Of course every being can speak and every being can listen in some way but speaking to and listening to another as an equal requires a sharper set of tools, laser-sharp analytical competencies.

In restorative-justice sessions, when someone wishes to apologize to another for the pain they’ve caused, it sounds ridiculous but they have to be taught how to speak, to understand that what they say might cause further harm. The examples are endless.

Three years after “Discontents” came out, the Nazis started burning Freud’s books. Herr Professor told his colleague-friend and later biographer, Ernest Jones, “What progress we are making. In the Middle Ages they would have burned me. Now, they are content with burning my books.” Therapeutic irony.

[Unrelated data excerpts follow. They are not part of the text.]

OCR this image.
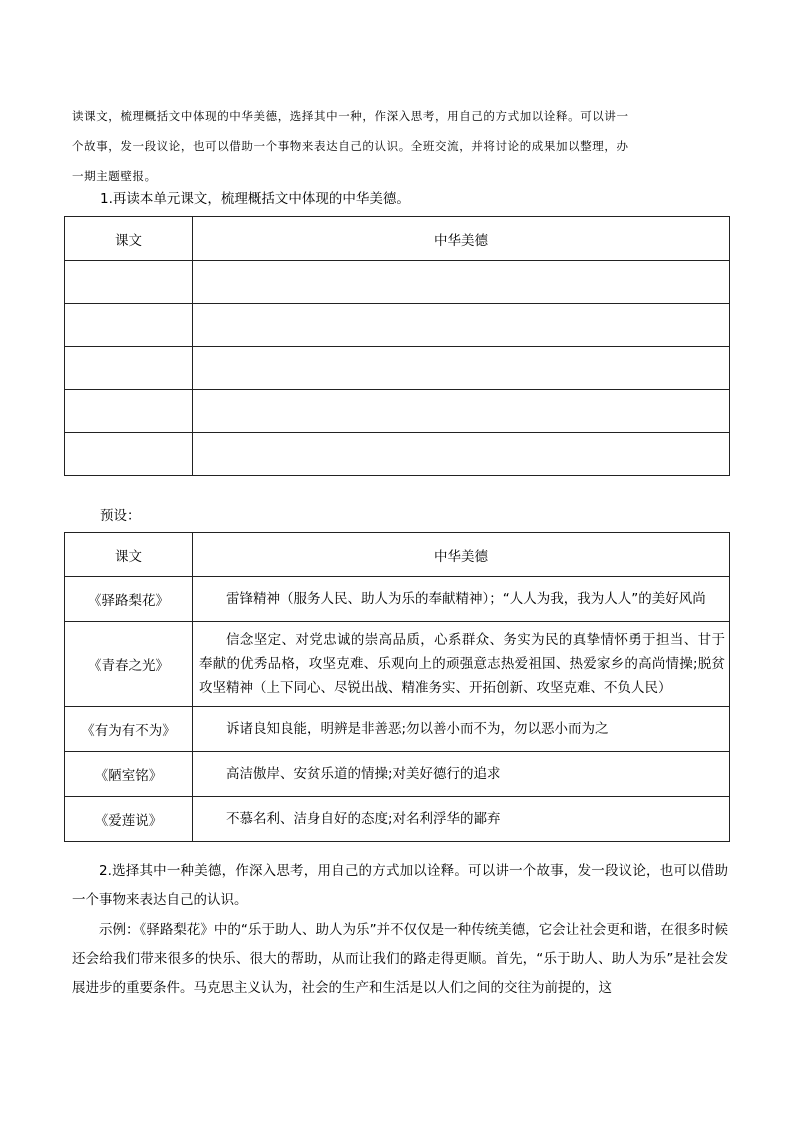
读课文，梳理概括文中体现的中华美德，选择其中一种，作深入思考，用自己的方式加以诠释。可以讲一

个故事，发一段议论，也可以借助一个事物来表达自己的认识。全班交流，并将讨论的成果加以整理，办

一期主题壁报。

1.再读本单元课文，梳理概括文中体现的中华美德。
课文	中华美德

预设：
课文	中华美德
《驿路梨花》	雷锋精神（服务人民、助人为乐的奉献精神）；“人人为我，我为人人”的美好风尚
《青春之光》	信念坚定、对党忠诚的崇高品质，心系群众、务实为民的真挚情怀勇于担当、甘于奉献的优秀品格，攻坚克难、乐观向上的顽强意志热爱祖国、热爱家乡的高尚情操;脱贫攻坚精神（上下同心、尽锐出战、精准务实、开拓创新、攻坚克难、不负人民）
《有为有不为》	诉诸良知良能，明辨是非善恶;勿以善小而不为，勿以恶小而为之
《陋室铭》	高洁傲岸、安贫乐道的情操;对美好德行的追求
《爱莲说》	不慕名利、洁身自好的态度;对名利浮华的鄙弃

2.选择其中一种美德，作深入思考，用自己的方式加以诠释。可以讲一个故事，发一段议论，也可以借助一个事物来表达自己的认识。

示例：《驿路梨花》中的“乐于助人、助人为乐”并不仅仅是一种传统美德，它会让社会更和谐，在很多时候还会给我们带来很多的快乐、很大的帮助，从而让我们的路走得更顺。首先，“乐于助人、助人为乐”是社会发展进步的重要条件。马克思主义认为，社会的生产和生活是以人们之间的交往为前提的，这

It’s in the last paragraph of “Discontents” where Freud alludes to the possibility that human beings might “easily exterminate one another to the last man.” He said the fear of that causes “a great part of [our] current unrest, [our] dejection, [our] mood of apprehension.”

He said it comes down to whether Eros — Love — will be able to muster the “strength ... to maintain himself alongside of his equally immortal adversary,” Thanatos or Death, which manifests himself in the degrading way we speak to and act toward each other. Ladies and Gentlemen et al, America is not a happy place.

Freud felt compelled to add a final sentence to “Discontents” in the 1931 edition, “Aber wer kann Erfolg und Ausgang voraussehen?” Bob Dylan translated it in his 1967 anthem “All Along the Watchtower”: “There must be some way out of here ... There’s too much confusion, I can’t get no relief.”